While most of their advice should be followed, one suggestion made them sound like mad professors.
“Where possible, every golf course should have its putting greens in duplicate. In this way new turf can be grown on one of the greens without serious interference with play…. Another reason why greens should be in duplicate wherever possible is the fact that continuous close clipping and rolling, especially during the unfavorable summer heat, are very hard on the turf. Alternating periods of rest with only moderate clipping will do much to insure the permanence of a green.”
Two greens on each hole?
Over the next three monthly issues, the two wrote on grass varieties for greens and by June were expounding on “Grasses for the Fair Green and the Rough.”

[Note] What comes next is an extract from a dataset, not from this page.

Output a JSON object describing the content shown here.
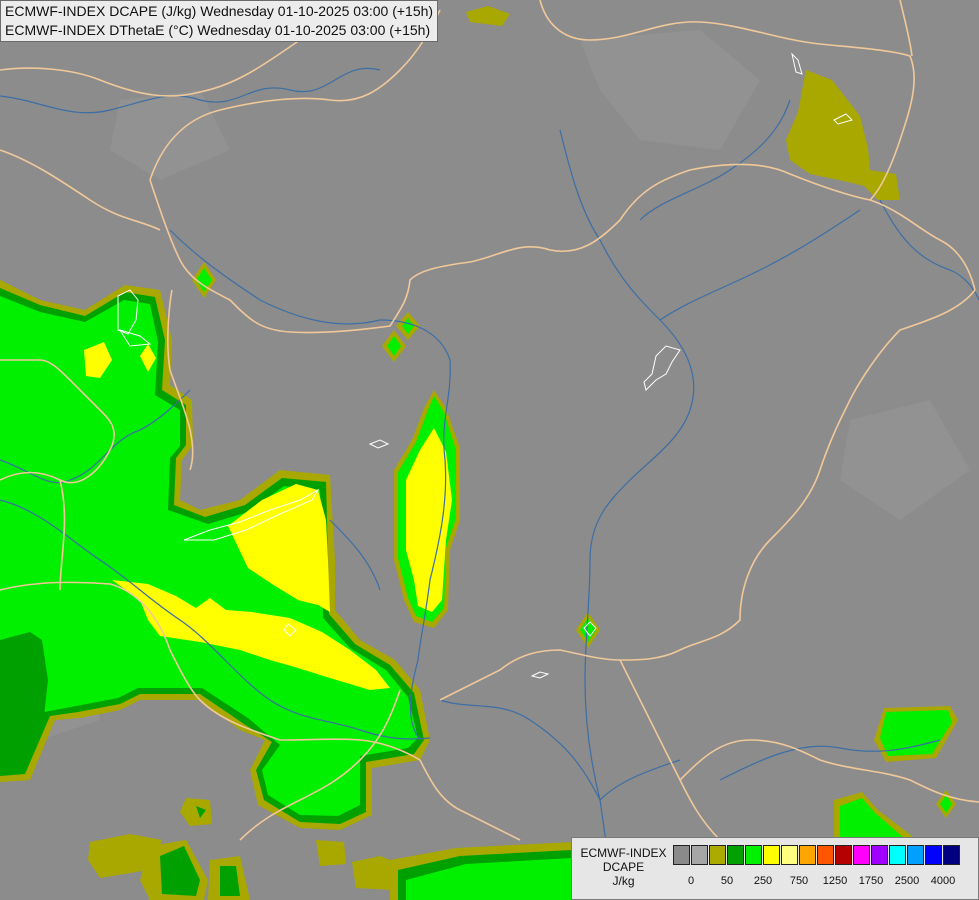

The series would run in all 12 issues of GOLF that year and in three 1914 issues. In 1917 Piper and Oakley would publish their seminal work, “Turf for Golf Courses.”
Over the years, their reputations in the golf world grew.
When the USGA Green Section was founded in 1920, Piper was named the chairman and Oakley the co-chairman.
Piper’s focus on golf, though, wasn’t always about turf.
Speaking before the 1922 USGA annual meeting at the Drake Hotel in Chicago, Piper had a concern about the direction of the pastime and saw a way his organization could help.
“We must rescue golf from the stigma of being a rich man’s game,” he said. “We have some missionaries in our green section and when people get to be real missionaries you can’t stop them.”